Blog post Part of series: Artificial Intelligence in educational research and practice
Surface certainty, knowledge substitution and the rise of the ‘shallow learner’
As generative artificial intelligence (AI) tools such as ChatGPT become embedded within higher education (HE), we must ask not only how they shape student practices but also how they shift our very understanding of what it means to our epistemology. One emerging risk, largely unaddressed in current discourse, is the development I call the ‘shallow learner’: a student who outsources critical engagement, over-relies on AI outputs, and enters the workforce with a fragile epistemic foundation. In a sector premised on cultivating deep, rigorous understanding, this should give us pause.
This blog post focuses on how generative AI risks encouraging surface-level learning habits, eroding students’ epistemic literacy, and leading to the emergence of ‘shallow learners’ who appear knowledgeable but lack deep, critical understanding.
Knowledge without epistemology
AI tools generate fluent, plausible text that mimics scholarly tone and structure but lack lived experience, critical interrogation or an epistemic trail: the ability to trace how knowledge is constructed through sources, theory and evidence. When students use generative AI in place of academic reading and dialogue, they risk knowledge substitution: accepting AI output as fact without questioning its validity. A student might ask ChatGPT to explain safeguarding in education and reproduce its response without checking if definitions align with current legislation or ethical frameworks. This leads to the shallow learner, who repeats terminology without understanding its application.

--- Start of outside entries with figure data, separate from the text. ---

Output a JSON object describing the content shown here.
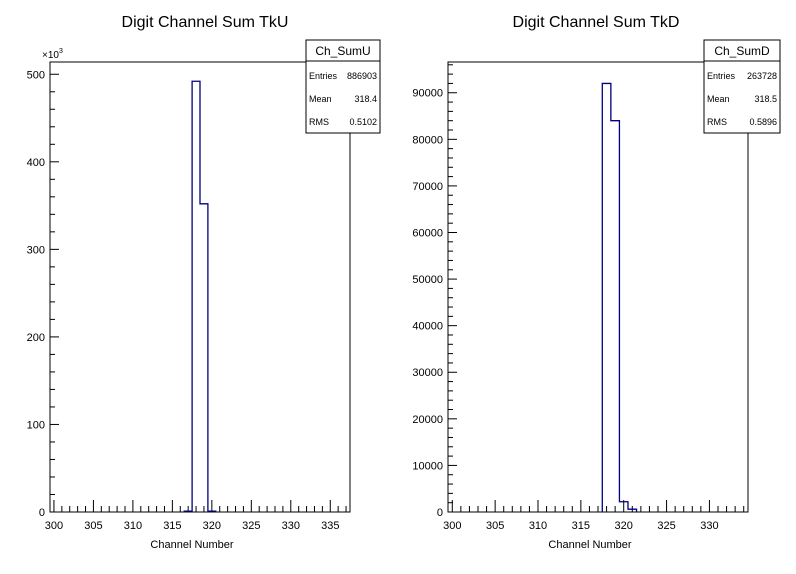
{
  "chart_data": [
    {
      "type": "bar",
      "title": "Digit Channel Sum TkU",
      "xlabel": "Channel Number",
      "ylabel": "",
      "y_multiplier_label": "×10",
      "y_multiplier_exp": "3",
      "xlim": [
        299.5,
        337.5
      ],
      "ylim": [
        0,
        514
      ],
      "x_ticks": [
        300,
        305,
        310,
        315,
        320,
        325,
        330,
        335
      ],
      "y_ticks": [
        0,
        100,
        200,
        300,
        400,
        500
      ],
      "bin_width": 1,
      "bins": [
        {
          "x": 317,
          "value": 1
        },
        {
          "x": 318,
          "value": 492
        },
        {
          "x": 319,
          "value": 352
        },
        {
          "x": 320,
          "value": 1
        }
      ],
      "stats": {
        "name": "Ch_SumU",
        "rows": [
          {
            "label": "Entries",
            "value": "886903"
          },
          {
            "label": "Mean",
            "value": "318.4"
          },
          {
            "label": "RMS",
            "value": "0.5102"
          }
        ]
      },
      "line_color": "#000080"
    },
    {
      "type": "bar",
      "title": "Digit Channel Sum TkD",
      "xlabel": "Channel Number",
      "ylabel": "",
      "xlim": [
        299.5,
        334.5
      ],
      "ylim": [
        0,
        96600
      ],
      "x_ticks": [
        300,
        305,
        310,
        315,
        320,
        325,
        330
      ],
      "y_ticks": [
        0,
        10000,
        20000,
        30000,
        40000,
        50000,
        60000,
        70000,
        80000,
        90000
      ],
      "bin_width": 1,
      "bins": [
        {
          "x": 318,
          "value": 92000
        },
        {
          "x": 319,
          "value": 84000
        },
        {
          "x": 320,
          "value": 2200
        },
        {
          "x": 321,
          "value": 600
        }
      ],
      "stats": {
        "name": "Ch_SumD",
        "rows": [
          {
            "label": "Entries",
            "value": "263728"
          },
          {
            "label": "Mean",
            "value": "318.5"
          },
          {
            "label": "RMS",
            "value": "0.5896"
          }
        ]
      },
      "line_color": "#000080"
    }
  ]
}
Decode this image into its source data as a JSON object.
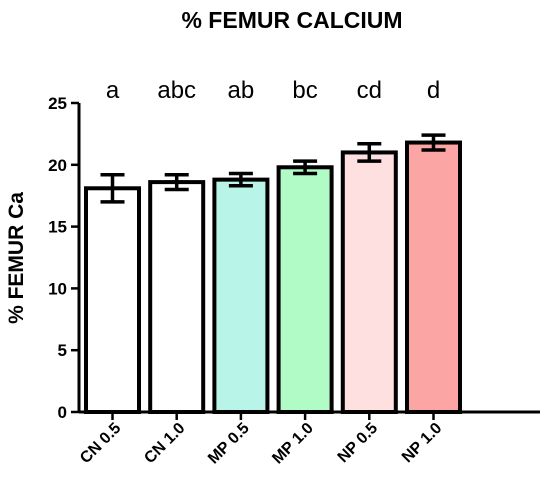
{
  "chart_data": {
    "type": "bar",
    "title": "% FEMUR CALCIUM",
    "ylabel": "% FEMUR Ca",
    "xlabel": "",
    "ylim": [
      0,
      25
    ],
    "yticks": [
      0,
      5,
      10,
      15,
      20,
      25
    ],
    "grid": false,
    "categories": [
      "CN 0.5",
      "CN 1.0",
      "MP 0.5",
      "MP 1.0",
      "NP 0.5",
      "NP 1.0"
    ],
    "values": [
      18.1,
      18.6,
      18.8,
      19.8,
      21.0,
      21.8
    ],
    "error_upper": [
      19.2,
      19.2,
      19.3,
      20.3,
      21.7,
      22.4
    ],
    "error_lower": [
      17.0,
      18.0,
      18.3,
      19.3,
      20.3,
      21.2
    ],
    "significance_letters": [
      "a",
      "abc",
      "ab",
      "bc",
      "cd",
      "d"
    ],
    "bar_colors": [
      "#ffffff",
      "#ffffff",
      "#b8f4e8",
      "#b0fbc6",
      "#ffe0e0",
      "#fca5a5"
    ],
    "edge_color": "#000000"
  }
}
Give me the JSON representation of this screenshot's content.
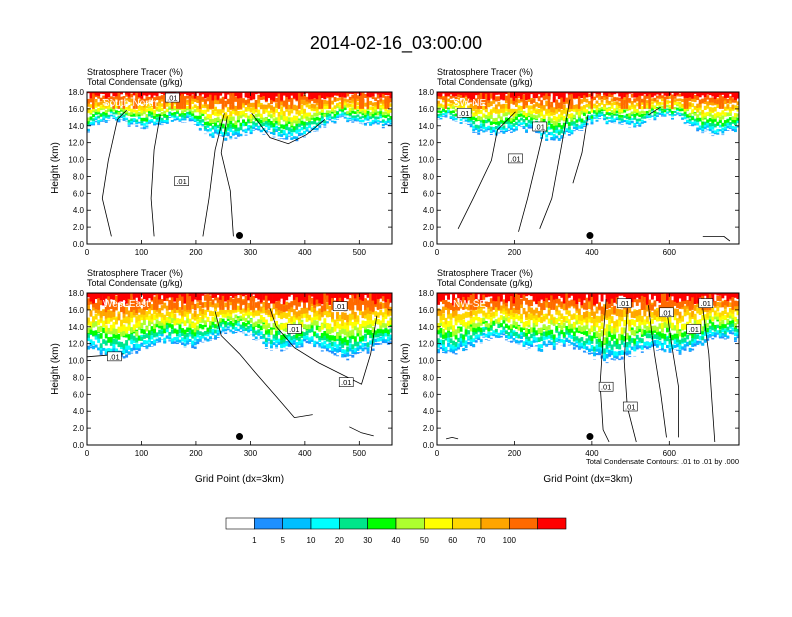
{
  "title": "2014-02-16_03:00:00",
  "colorbar": {
    "colors": [
      "#ffffff",
      "#1e90ff",
      "#00bfff",
      "#00ffff",
      "#00e68a",
      "#00ff00",
      "#adff2f",
      "#ffff00",
      "#ffd700",
      "#ffa500",
      "#ff6a00",
      "#ff0000"
    ],
    "labels": [
      "1",
      "5",
      "10",
      "20",
      "30",
      "40",
      "50",
      "60",
      "70",
      "100"
    ]
  },
  "contour_note": "Total Condensate Contours: .01 to .01 by .000",
  "chart_data": [
    {
      "type": "contour",
      "panel_label": "South-North",
      "subtitle1": "Stratosphere Tracer   (%)",
      "subtitle2": "Total Condensate   (g/kg)",
      "ylabel": "Height (km)",
      "xlabel": "",
      "xlim": [
        0,
        560
      ],
      "xticks": [
        "0",
        "100",
        "200",
        "300",
        "400",
        "500"
      ],
      "ylim": [
        0,
        18
      ],
      "yticks": [
        "0.0",
        "2.0",
        "4.0",
        "6.0",
        "8.0",
        "10.0",
        "12.0",
        "14.0",
        "16.0",
        "18.0"
      ],
      "contour_labels": [
        ".01",
        ".01"
      ],
      "marker_x": 280,
      "marker_height": 1.0
    },
    {
      "type": "contour",
      "panel_label": "SW-NE",
      "subtitle1": "Stratosphere Tracer   (%)",
      "subtitle2": "Total Condensate   (g/kg)",
      "ylabel": "Height (km)",
      "xlabel": "",
      "xlim": [
        0,
        780
      ],
      "xticks": [
        "0",
        "200",
        "400",
        "600"
      ],
      "ylim": [
        0,
        18
      ],
      "yticks": [
        "0.0",
        "2.0",
        "4.0",
        "6.0",
        "8.0",
        "10.0",
        "12.0",
        "14.0",
        "16.0",
        "18.0"
      ],
      "contour_labels": [
        ".01",
        ".01",
        ".01"
      ],
      "marker_x": 395,
      "marker_height": 1.0
    },
    {
      "type": "contour",
      "panel_label": "West-East",
      "subtitle1": "Stratosphere Tracer   (%)",
      "subtitle2": "Total Condensate   (g/kg)",
      "ylabel": "Height (km)",
      "xlabel": "Grid Point (dx=3km)",
      "xlim": [
        0,
        560
      ],
      "xticks": [
        "0",
        "100",
        "200",
        "300",
        "400",
        "500"
      ],
      "ylim": [
        0,
        18
      ],
      "yticks": [
        "0.0",
        "2.0",
        "4.0",
        "6.0",
        "8.0",
        "10.0",
        "12.0",
        "14.0",
        "16.0",
        "18.0"
      ],
      "contour_labels": [
        ".01",
        ".01",
        ".01",
        ".01"
      ],
      "marker_x": 280,
      "marker_height": 1.0
    },
    {
      "type": "contour",
      "panel_label": "NW-SE",
      "subtitle1": "Stratosphere Tracer   (%)",
      "subtitle2": "Total Condensate   (g/kg)",
      "ylabel": "Height (km)",
      "xlabel": "Grid Point (dx=3km)",
      "xlim": [
        0,
        780
      ],
      "xticks": [
        "0",
        "200",
        "400",
        "600"
      ],
      "ylim": [
        0,
        18
      ],
      "yticks": [
        "0.0",
        "2.0",
        "4.0",
        "6.0",
        "8.0",
        "10.0",
        "12.0",
        "14.0",
        "16.0",
        "18.0"
      ],
      "contour_labels": [
        ".01",
        ".01",
        ".01",
        ".01",
        ".01",
        ".01"
      ],
      "marker_x": 395,
      "marker_height": 1.0
    }
  ]
}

‘When AI offers frictionless answers, students may confuse fluency with understanding and coherence with credibility.’
This becomes especially problematic when students lack epistemic literacy: the capacity to ask: Who said this? How do they know? What is missing? Brookfield (2017) reminds us that critical thinkers engage with multiple perspectives and assumptions. Yet AI avoids contradiction, nuance or doubt. Sousa & Cardoso (2025) found only 2.3 per cent of undergraduates abstained from AI use, while Stone (2024) noted that 41 per cent used it in banned ways. When AI offers frictionless answers, students may confuse fluency with understanding and coherence with credibility.
From cognitive off-loading to professional risk
This erosion of critical engagement has serious implications for professional preparation. HE is not just about acquiring information, it is about cultivating the judgment, resilience and contextual understanding required for professional life. Disciplines like education, healthcare, law and engineering depend on navigating ambiguity, interpreting evidence and applying theory to practice.
Students increasingly use AI for tasks such as summarising complex texts or generating responses to case studies. While helpful as a scaffold, uncritical dependence risks producing professionals with shallow conceptual depth and limited evaluative skill. The Organisation for Economic Co-operation and Development (OECD) warns of ‘cognitive off-loading’, where reliance on technology weakens independent thinking and confidence in problem-solving (OECD, 2023). The result? Shallow learners as graduates who appear competent on paper but struggle in real-world decision-making.
Reframing pedagogy around critical AI use
Rather than resisting AI’s presence, educators must shift focus to how students use it. This starts by embedding critical AI literacy – helping students interrogate outputs, verify claims, and engage in epistemic critique. It also means rethinking assessment: prioritising annotated processes (students submitting AI-generated drafts alongside notes highlighting what they kept, edited or rejected), or dialogic exploration (students critically discuss contrasting AI-generated responses to the same question) over polished but decontextualised outputs. This aligns with Biesta’s (2009) call for education to move beyond knowledge transmission towards subjectification: the development of autonomous, responsible thinkers. To achieve this, learners must engage with uncertainty and contradiction, not outsource them to machines.
‘If we allow AI to flatten learning into frictionless output, we risk producing graduates who are well-written but lack depth, nuance or ethical grounding.’
Conclusion
If we allow AI to flatten learning into frictionless output, we risk producing graduates who are well-written but lack depth, nuance or ethical grounding. The role of higher education must be to cultivate thinking that AI cannot simulate: dialogic, situated and critically aware. This is not a crisis of technology but a crisis of pedagogy. AI can support learning, but only if students are equipped to question, critique and go beyond it. Our challenge is to ensure that in embracing these tools, we do not lose the very capacities that define education at its best.
References
Biesta, G. (2009). Good education in an age of measurement: On the need to reconnect with the question of purpose in education. Educational Assessment, Evaluation and Accountability, 21(1), 33–46.
Brookfield, S. D. (2017). Becoming a critically reflective teacher. Jossey-Bass.
Organisation for Economic Co-operation and Development [OECD]. (2023). Opportunities, guidelines and guardrails on effective and equitable use of AI in education. ÌýÌý
Sousa, A. E., & Cardoso, P. (2025). Use of generative AI by higher education students. Electronics, 14(7), 1258.
Stone, B. W. (2024). Generative AI in higher education: Uncertain students, ambiguous use cases, and mercenary perspectives. Teaching of Psychology, 52(3), 347–356.